Here's the fundamental assumption being reconsidered: the idea that the only value the consumer derives from a product is the direct first-order utility or pleasure they get from using the product. Let me put it this way: there's a market for "free trade" coffee that is more expensive than regular coffee. Is that charity? I don't think so, instead I think it recognizes that there is actual economic value in the consumer's personal satisfaction or belief that they are purchasing something sustainable, that they can feel good about. Call it charity if you want, but it is a very real economic force.



> is precisely how music has been funded for hundreds of years and how classical/orchestral music continues to survive today

You're quite right about this. That's why it's important that I'm strongly of the view that the economic realities of music making have changed. The difference is that now a vastly larger number of people are making music, because technology has made this possible, and individual pieces of music are reaching vastly larger audiences, thanks to the "free-copy" effect of files.

If the goal were to preserve music (the cultural institution of music) exactly as it has existed for hundreds of years, your approach (patronage) would be sufficient. This is what I meant when I said that we could just conclude that making and consuming music aren't values as such. As long as there's enough music to go around, as much as anyone needs, then that's enough and we should not make any more. In other words, this is the view that concludes that the market is right, that it has accurately priced in the way we value (or don't value) music. Individual compositions and performances are intrinsically fungible.

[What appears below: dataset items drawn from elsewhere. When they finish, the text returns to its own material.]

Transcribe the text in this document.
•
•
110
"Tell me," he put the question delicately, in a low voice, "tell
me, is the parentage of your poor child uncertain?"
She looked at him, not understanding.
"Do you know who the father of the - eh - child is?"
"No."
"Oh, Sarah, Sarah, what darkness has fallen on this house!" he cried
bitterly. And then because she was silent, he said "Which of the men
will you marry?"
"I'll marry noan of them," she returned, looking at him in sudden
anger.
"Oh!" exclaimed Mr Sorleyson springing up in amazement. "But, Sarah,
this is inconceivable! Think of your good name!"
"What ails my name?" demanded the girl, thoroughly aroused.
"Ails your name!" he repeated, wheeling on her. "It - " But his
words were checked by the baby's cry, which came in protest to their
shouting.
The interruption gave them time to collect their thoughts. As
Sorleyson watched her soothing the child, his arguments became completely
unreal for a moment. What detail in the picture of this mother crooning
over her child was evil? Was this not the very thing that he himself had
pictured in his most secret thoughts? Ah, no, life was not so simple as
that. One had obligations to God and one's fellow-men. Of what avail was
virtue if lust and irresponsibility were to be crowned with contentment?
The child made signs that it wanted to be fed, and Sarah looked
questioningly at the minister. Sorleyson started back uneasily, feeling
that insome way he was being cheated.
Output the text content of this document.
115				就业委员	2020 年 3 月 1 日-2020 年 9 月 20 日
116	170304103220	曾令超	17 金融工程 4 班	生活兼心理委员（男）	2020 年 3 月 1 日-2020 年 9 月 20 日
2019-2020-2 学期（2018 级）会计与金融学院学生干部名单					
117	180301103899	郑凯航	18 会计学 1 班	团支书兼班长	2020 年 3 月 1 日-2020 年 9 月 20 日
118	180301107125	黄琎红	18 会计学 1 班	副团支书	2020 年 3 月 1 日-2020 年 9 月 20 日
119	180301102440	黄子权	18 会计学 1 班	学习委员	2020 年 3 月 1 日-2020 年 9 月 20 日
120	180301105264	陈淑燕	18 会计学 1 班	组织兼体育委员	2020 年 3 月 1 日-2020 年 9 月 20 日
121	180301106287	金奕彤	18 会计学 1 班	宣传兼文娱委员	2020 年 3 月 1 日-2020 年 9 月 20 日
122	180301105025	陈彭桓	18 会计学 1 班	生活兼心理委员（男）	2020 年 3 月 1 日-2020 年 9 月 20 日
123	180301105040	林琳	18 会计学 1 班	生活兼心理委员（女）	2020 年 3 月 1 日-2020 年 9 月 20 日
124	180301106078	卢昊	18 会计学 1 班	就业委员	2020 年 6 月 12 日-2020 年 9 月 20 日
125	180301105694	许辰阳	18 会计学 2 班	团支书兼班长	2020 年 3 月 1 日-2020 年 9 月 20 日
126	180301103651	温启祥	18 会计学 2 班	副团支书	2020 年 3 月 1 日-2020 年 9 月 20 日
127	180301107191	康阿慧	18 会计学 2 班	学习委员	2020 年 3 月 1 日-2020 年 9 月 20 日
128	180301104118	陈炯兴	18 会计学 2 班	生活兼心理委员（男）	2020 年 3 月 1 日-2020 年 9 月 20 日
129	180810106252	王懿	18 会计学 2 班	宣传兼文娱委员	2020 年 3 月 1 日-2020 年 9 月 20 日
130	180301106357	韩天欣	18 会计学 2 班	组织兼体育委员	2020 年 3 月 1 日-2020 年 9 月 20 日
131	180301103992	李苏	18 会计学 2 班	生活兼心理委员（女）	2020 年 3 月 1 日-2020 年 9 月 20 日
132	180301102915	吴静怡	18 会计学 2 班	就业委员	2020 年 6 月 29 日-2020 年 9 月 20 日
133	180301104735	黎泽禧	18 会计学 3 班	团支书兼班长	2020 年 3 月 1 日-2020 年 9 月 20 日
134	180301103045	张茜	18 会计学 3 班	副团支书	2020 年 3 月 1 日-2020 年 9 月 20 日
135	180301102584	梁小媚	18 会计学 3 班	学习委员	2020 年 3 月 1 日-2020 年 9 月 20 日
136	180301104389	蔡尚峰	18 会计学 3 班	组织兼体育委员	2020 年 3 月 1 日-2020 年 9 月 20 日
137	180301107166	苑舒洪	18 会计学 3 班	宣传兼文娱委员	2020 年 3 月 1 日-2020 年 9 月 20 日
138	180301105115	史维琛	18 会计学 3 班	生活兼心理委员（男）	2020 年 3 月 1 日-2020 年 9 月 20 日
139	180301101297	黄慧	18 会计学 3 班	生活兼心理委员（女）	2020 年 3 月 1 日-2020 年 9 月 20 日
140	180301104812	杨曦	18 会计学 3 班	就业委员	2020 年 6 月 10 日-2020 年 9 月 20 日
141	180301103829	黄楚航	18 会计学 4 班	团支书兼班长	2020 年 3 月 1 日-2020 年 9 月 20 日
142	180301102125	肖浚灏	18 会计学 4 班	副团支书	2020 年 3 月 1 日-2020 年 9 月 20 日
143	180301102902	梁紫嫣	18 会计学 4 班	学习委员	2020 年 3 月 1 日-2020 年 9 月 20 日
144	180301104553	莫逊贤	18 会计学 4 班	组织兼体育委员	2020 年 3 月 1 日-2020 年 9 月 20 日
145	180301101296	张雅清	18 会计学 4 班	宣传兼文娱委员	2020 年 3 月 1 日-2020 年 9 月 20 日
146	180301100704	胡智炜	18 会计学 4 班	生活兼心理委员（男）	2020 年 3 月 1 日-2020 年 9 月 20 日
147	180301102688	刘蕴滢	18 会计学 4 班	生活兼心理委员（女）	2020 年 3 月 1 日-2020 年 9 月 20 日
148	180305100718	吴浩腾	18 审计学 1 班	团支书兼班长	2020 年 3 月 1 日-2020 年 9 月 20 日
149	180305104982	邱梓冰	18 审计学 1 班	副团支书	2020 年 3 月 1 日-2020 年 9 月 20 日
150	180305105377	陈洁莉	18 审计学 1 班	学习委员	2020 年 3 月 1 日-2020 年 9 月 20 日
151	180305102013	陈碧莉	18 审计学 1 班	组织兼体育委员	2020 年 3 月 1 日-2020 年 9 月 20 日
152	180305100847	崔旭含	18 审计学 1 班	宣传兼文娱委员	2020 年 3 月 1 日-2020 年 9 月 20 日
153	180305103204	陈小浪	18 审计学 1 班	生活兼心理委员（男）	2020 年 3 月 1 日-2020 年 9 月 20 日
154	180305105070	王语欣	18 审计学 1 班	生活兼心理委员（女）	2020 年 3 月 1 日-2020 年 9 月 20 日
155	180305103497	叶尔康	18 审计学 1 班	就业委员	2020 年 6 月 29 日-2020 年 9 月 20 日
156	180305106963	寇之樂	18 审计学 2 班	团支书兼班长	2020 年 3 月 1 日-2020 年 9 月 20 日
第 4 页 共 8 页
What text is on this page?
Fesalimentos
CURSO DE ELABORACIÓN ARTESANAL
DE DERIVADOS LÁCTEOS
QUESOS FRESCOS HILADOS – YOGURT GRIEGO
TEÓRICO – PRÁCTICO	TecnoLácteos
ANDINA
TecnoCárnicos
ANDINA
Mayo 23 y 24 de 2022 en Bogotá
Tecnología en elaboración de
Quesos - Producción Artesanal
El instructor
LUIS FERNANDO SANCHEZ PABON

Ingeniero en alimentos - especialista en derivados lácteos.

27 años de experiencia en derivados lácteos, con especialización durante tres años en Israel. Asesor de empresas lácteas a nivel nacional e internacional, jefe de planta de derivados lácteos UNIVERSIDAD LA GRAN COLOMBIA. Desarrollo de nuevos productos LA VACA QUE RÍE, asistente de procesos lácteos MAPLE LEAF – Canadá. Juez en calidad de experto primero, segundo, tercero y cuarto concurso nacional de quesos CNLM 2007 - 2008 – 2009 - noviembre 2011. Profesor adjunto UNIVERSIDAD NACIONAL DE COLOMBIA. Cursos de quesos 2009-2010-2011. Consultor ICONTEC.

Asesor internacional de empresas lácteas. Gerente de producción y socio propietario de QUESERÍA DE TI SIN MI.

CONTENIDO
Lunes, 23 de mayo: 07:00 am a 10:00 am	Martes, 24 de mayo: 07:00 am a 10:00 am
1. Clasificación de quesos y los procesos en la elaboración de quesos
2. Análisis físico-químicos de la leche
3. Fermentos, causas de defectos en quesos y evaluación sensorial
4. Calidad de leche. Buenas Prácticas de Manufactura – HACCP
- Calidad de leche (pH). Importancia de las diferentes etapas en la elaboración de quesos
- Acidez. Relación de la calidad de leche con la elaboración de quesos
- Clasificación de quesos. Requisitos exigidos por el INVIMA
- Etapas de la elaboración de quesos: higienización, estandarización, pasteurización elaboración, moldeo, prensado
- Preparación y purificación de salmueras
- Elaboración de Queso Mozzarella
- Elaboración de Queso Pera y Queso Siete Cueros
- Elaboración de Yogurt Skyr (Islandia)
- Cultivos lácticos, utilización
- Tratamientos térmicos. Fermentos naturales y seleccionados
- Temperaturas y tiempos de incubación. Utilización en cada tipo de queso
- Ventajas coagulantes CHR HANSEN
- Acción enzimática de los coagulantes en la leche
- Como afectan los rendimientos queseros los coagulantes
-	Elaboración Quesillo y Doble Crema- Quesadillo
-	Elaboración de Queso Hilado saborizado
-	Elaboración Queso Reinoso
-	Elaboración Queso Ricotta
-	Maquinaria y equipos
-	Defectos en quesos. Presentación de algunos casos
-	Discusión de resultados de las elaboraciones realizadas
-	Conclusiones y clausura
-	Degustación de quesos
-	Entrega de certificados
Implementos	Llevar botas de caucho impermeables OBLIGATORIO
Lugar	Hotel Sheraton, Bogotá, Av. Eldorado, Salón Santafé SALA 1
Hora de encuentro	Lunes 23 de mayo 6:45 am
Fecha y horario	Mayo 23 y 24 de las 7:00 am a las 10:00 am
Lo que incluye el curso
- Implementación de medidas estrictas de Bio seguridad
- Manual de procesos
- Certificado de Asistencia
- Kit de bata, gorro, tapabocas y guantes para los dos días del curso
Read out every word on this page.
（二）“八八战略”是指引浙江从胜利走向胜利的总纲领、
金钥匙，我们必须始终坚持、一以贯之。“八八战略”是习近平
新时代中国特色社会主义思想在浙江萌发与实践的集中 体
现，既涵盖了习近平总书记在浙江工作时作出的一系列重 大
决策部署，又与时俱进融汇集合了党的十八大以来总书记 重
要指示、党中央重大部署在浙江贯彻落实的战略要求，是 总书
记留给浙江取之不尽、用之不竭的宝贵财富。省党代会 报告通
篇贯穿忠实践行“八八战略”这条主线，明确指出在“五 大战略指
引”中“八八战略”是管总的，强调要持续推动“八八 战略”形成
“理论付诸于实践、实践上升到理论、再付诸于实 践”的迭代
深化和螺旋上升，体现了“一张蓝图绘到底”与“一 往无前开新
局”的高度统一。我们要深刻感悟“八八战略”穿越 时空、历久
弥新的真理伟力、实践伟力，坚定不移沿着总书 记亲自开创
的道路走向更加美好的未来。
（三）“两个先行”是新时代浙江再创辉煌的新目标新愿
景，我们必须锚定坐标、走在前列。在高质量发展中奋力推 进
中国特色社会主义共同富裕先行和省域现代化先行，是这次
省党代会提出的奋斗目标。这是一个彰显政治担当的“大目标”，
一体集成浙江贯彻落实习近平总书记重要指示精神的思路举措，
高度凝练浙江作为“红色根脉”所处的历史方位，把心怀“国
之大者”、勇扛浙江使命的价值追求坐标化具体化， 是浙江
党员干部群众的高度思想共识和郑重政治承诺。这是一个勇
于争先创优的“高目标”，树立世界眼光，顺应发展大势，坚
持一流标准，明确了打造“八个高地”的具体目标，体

My view is that we have larger possibilities. That the democratization and wide-scale production of music, even too much music, is itself an expression of a human good and that it makes sense for a society to support it for that reason, even though it is incapable of generating profits that would pay for itself. My point is that this huge over-production of music is something that cannot, like the music of the past, be paid for by individual acts of charity. That was something that only worked when there was only a certain amount of "good" music that needed to be sustained.

I believe that most people who listen to music instinctively embrace part of my view (that music is a human good as such), but are trapped into thinking that the only way in which "fair" and "unfair" can be assessed is in the commodity price of the work. I'm trying to show that this is incoherent: if whatever the market says is the value of music is the end of the story, then most music is simply not valuable and you get something like the present hierarchy of artists, with a handful of multimillionaires at the top and a majority making almost nothing at the bottom. You can't bypass that by trying to force the idea of a "fair share of value" into our current system for determining values, which is simply incompatible with that.

Edit: let me spell out something that may be unclear about my view. Part of what I'm getting at is that there is an enormous gap between "fair market value + charity" (as I would have it) or "fair market value, including the value of fair remuneration" (as you would have it) and meeting the actual material needs of most artists. Even the most expansive view of "fair trade music", or whatever, is not going to say that individual people should be paying more than $20 an album or so. The market value of a work of art cannot be taken to automatically contain the necessary remuneration to ensure that the creator earns a living wage through their work. To wish that it did is to wish that market prices ceased to function as prices.

So even on the most wishful version of "fair" payment under a market pricing scheme, the vast majority of artists won't be paid enough (where "enough" is read in the intuitive way I have in mind that reflects the real human value inherent in creating music). We can either be okay with that, and say that the current system (with a few adjustments, perhaps) is fine, or we can say that some human goods that cannot be priced into a free market are also worth achieving.